I make up one-third of a three-person book club. (It’s the perfect size for this home-bodied introvert.) Over the past several years, we’ve come to know each other well. We know about each other’s families, jobs, hardships, and triumphs, and it’s come to be a treasured friendship group for me. We also know each other’s reading tastes. Rather than choosing one book to read and discuss it over drinks and a charcuterie board, we check in frequently over text and Marco Polo, update each other on what we’re reading, whenever we meet, we inevitably have overlapping reads to discuss.
We’ve created an ideal environment for book recommendations. I share my romance recs with Juliann and save my magical realism faves for Amy. They choose only the best thrillers to recommend to me. Not everyone is going to love every book, and we each do our best to press only books that we think each other will like (and warn away from books we likely won’t enjoy).
Your memoir will be the same way. You are not going to write a book that everyone will love. If you write for everyone, you write for no one (credit to Seth Godin for that one). The best way to write a book that readers will recommend to the right readers at book club is to craft an ideal reader. Knowing your ideal reader will focus your writing and voice, both attracting and repelling the right people.

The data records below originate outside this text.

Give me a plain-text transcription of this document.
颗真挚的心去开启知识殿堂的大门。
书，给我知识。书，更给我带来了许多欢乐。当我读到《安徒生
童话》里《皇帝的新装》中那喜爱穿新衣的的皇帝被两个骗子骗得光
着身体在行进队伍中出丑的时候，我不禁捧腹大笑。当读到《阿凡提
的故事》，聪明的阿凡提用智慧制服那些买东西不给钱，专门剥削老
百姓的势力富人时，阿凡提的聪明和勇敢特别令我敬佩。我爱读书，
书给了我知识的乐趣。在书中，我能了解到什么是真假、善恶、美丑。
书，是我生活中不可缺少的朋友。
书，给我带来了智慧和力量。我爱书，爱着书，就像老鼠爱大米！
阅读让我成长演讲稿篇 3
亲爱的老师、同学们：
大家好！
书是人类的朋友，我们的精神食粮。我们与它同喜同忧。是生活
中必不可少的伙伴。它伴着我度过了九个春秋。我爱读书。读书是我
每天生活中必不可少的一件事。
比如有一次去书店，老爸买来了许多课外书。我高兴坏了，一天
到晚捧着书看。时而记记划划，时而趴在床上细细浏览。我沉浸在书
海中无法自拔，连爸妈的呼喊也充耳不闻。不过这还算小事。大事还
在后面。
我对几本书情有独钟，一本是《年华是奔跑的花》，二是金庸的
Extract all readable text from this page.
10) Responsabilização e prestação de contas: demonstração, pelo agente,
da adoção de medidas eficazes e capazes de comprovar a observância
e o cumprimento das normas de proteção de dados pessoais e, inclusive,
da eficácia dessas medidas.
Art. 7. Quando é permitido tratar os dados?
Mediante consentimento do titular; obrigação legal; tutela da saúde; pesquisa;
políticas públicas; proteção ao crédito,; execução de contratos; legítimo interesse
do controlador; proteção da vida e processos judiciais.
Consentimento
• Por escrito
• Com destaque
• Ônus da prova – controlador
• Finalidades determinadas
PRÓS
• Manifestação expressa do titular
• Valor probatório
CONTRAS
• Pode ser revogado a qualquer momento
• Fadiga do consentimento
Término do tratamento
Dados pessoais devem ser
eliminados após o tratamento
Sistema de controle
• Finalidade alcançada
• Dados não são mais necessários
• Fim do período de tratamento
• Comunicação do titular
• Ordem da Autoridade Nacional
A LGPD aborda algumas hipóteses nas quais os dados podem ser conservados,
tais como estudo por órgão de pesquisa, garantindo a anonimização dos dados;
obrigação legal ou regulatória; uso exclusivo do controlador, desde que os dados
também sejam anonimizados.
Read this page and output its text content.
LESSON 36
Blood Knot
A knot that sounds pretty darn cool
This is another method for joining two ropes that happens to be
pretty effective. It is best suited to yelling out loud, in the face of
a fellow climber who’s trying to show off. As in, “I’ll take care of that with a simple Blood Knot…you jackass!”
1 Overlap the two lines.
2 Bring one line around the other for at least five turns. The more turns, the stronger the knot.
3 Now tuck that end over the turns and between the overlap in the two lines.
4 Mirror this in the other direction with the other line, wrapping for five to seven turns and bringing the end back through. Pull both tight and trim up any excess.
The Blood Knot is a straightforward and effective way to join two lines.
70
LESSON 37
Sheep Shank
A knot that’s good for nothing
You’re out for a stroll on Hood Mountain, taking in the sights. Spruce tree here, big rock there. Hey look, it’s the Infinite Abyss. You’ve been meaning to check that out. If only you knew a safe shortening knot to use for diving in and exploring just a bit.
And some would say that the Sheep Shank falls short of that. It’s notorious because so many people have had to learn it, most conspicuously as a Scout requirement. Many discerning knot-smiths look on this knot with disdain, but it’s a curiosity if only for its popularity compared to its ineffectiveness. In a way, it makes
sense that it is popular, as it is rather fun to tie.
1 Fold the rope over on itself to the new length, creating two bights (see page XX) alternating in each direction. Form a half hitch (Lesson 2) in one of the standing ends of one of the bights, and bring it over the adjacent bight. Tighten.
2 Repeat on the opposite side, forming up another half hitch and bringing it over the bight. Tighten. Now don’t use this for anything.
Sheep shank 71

As you craft your ideal reader, remember these guidelines:
Be specific.
Specificity is your friend when you’re crafting an ideal reader. The more you know about who they are, where they live, and what they do for a living, the more you’re be able to guide their reading experience.
Stay open-minded.
As you explore who your ideal reader might be, stay open to who they could be. Who will resonate with your story might surprise you, and that surprise could enhance your writing in the best of ways. Furthermore, your ideal reader might evolve as you write, shifting how you tell your story. Allow for that evolution and don’t chain yourself to a static ideal reader.
Take your time (but don’t dawdle).
Don’t rush the foundational work for writing. Ideally, you want to know who you’re writing for before you write (revisions might be more involved if you identify your ideal reader later in the process), but you also don’t want to use your ideal reader as a procrastination crutch. Remember that your ideal reader is a tool, not a taskmaster.
Stay creative.
Foundational work can (and should) be fun and creative. Think about all of the possible readers who could resonate with your book. Put them in conversation with each other, take them out to lunch, and pay attention to what these avatars have to tell you about your story. As you play around with ideal readers, your creativity will spark.
Some people will hate your book.
And they’re not your people. And if you going to have readers who hate your book, guess what? You’re also going to have readers who love it. You can’t write a resonant book by trying to please everybody. And because the writing and editing process usually takes some time, you won’t have to field grumpy readers for a while!
Someday there will be a book club, maybe similar to mine, that will pick up your book. And that reader will know exactly who else will love your story. I promise.